Água é assunto de segurança nacional na Holanda. Com cerca de um terço do território abaixo do nível do mar e alvo de três grandes rios europeus, o país acumula mil anos de traumas, conhecimento e resiliência sobre as águas.
Desde 2015, o país tem uma autoridade nomeada Special Envoy for International Water Affairs for the Kingdom of the Netherlands (Enviada para Assuntos Internacionais da Água). No cargo há dois anos, Meike van Ginneken trata das relações hídricas com o resto do mundo — incluindo a delegação do Rio Grande do Sul, com quem se encontrou em Haia em fevereiro deste ano.
Ao Retoma RS, ela fala sobre sistemas de defesa contra cheias que podem inspirar ações gaúchas.
Como a Holanda lidou historicamente com enchentes e quais as mudanças de pensamento nos últimos anos?
A Holanda chegou há mil anos à conclusão de que a prevenção de enchentes precisa ser feita coletivamente.

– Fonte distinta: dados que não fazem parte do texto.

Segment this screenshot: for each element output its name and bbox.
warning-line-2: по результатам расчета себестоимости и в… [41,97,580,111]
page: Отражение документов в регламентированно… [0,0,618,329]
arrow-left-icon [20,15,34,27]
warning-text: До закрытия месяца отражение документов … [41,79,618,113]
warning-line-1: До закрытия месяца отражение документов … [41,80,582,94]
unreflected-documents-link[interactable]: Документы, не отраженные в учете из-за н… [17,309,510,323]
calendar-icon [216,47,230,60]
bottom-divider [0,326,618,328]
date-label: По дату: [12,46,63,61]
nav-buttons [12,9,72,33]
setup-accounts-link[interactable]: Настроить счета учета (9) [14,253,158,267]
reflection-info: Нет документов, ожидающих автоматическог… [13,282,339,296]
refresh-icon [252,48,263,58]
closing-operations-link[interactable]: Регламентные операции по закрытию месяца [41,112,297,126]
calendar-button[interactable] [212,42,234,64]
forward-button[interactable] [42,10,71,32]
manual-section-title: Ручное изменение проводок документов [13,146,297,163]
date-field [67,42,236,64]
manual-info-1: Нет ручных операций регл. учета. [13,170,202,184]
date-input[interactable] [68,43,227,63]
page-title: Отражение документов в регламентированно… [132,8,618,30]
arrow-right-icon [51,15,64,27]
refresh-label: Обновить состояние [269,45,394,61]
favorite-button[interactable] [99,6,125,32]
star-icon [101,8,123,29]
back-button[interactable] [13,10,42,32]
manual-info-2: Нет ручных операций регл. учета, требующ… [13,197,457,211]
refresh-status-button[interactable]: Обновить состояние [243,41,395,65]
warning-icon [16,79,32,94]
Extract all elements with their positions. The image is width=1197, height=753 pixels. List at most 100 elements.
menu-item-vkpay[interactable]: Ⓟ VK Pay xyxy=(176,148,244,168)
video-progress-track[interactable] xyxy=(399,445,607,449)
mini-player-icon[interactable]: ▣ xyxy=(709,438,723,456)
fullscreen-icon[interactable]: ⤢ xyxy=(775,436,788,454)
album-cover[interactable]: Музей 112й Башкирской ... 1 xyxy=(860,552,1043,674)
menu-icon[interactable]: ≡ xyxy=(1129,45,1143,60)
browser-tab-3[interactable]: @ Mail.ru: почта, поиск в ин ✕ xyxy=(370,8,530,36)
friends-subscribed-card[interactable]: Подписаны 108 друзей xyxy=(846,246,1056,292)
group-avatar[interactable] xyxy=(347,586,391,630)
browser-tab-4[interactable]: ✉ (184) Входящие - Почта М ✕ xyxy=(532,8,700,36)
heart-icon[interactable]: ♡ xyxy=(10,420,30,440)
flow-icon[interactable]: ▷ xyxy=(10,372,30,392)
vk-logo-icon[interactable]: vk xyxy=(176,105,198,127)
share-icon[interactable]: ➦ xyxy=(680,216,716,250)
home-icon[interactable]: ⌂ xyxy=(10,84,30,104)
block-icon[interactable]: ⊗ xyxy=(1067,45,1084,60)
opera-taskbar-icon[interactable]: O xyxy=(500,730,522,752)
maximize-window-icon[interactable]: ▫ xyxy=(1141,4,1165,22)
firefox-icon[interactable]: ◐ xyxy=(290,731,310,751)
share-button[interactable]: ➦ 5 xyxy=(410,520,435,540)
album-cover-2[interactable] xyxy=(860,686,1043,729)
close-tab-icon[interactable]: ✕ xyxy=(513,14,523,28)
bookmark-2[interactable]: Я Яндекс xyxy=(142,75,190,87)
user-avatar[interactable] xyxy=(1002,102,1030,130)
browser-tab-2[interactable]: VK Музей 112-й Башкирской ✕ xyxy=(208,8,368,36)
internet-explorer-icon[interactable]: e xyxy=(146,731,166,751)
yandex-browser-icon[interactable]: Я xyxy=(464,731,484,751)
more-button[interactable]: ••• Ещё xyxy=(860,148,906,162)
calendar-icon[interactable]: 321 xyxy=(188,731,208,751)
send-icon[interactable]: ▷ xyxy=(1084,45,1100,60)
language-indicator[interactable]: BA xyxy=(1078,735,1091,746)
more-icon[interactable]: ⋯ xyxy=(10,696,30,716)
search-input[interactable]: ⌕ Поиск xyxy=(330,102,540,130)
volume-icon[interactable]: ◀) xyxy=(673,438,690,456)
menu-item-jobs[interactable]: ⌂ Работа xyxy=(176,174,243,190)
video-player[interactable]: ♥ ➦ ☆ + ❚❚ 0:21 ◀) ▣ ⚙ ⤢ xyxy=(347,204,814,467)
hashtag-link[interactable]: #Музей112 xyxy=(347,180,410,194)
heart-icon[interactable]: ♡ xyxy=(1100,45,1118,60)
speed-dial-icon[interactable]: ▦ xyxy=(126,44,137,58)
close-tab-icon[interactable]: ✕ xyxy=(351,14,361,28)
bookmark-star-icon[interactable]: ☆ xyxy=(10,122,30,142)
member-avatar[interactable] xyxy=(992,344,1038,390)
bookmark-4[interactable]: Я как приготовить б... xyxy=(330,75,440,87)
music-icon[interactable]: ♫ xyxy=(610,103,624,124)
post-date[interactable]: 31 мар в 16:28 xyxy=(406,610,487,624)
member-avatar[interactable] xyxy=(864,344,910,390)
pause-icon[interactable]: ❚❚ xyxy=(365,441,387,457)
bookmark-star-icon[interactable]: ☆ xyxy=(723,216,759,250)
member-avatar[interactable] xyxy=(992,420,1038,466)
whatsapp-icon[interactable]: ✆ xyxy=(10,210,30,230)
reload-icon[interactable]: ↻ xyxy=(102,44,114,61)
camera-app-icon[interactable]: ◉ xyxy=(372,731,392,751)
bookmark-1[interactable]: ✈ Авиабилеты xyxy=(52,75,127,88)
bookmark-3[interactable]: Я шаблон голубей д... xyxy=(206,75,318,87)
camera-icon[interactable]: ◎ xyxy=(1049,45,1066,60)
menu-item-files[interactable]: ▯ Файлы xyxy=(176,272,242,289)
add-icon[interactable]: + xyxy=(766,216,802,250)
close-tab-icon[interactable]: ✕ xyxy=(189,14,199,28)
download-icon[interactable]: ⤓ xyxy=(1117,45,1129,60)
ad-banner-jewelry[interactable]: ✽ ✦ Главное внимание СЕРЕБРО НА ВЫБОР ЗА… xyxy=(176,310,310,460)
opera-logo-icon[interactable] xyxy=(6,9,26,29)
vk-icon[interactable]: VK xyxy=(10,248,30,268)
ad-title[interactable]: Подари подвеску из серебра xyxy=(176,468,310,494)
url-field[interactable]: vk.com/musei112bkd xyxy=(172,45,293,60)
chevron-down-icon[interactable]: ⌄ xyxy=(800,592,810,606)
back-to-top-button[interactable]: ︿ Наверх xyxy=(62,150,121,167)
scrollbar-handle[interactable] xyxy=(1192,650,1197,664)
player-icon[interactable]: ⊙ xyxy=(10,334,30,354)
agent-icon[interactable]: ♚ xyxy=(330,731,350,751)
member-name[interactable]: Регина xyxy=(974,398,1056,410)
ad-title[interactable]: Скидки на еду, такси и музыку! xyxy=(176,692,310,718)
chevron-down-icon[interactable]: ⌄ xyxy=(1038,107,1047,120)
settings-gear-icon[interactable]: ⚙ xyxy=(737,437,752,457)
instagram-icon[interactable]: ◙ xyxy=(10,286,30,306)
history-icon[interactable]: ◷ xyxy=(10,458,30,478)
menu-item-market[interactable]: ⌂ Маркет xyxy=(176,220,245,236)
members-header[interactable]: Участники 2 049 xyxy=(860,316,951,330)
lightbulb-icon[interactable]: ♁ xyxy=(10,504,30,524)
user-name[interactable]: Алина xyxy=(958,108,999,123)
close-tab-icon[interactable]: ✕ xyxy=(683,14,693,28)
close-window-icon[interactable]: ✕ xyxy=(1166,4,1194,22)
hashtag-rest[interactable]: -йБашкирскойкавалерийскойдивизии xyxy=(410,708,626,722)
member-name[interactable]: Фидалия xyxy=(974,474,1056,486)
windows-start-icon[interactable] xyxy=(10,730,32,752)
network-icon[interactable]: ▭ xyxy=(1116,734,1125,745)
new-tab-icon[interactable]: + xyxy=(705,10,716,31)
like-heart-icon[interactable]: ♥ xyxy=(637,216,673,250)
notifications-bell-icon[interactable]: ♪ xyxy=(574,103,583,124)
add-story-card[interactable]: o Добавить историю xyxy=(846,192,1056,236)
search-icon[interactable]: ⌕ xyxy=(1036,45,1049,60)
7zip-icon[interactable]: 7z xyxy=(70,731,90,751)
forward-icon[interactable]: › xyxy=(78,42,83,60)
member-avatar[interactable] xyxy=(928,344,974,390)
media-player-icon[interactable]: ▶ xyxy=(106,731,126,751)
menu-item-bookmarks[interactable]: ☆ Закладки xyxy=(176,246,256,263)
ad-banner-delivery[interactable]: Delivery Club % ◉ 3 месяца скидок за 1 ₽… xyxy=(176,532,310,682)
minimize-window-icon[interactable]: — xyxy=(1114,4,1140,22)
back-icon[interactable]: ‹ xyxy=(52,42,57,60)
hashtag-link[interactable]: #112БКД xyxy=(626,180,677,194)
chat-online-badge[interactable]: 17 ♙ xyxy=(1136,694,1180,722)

Então, criamos nossas autoridades de água para trabalharem juntas na proteção, unindo fazendeiros, cidadãos, indústria, governo e setor privado. Outro princípio muito importante é que trabalhamos com a natureza. Sempre tivemos que lidar com toda a água vinda da Alemanha, da França e da Bélgica. Tradicionalmente, nos concentrávamos em drenar a água o mais rápido possível. O que mudou é que percebemos que isso não é mais possível. As descargas de água são maiores por causa das mudanças climáticas e por causa da mudança no uso do solo. Há mais áreas pavimentadas. O que mudou é que agora trabalhamos mais com a natureza. Damos espaço aos rios. Estamos restaurando áreas de banhado porque queremos armazenar parte da água perto de onde a chuva cai, e não deixar para drenar essa água depois.
Quais são os equipamentos de infraestrutura mais importantes para proteger a Holanda de enchentes?
Temos três tipos de enchentes na Holanda e eles interagem. O primeiro vem do mar, especialmente com o aumento do nível. Então, temos o Delta Works, a infraestrutura que protege nosso delta baixo das enchentes do mar. O segundo é dos nossos rios, e para eles temos muita infraestrutura de diques e bombeamento de água, além de áreas onde o rio pode realmente inundar sem nenhum dano. E o terceiro tipo de inundação é a pluvial. Para isso, temos infraestrutura, como a drenagem nas cidades. Você precisa tirar a água das ruas o mais rápido possível.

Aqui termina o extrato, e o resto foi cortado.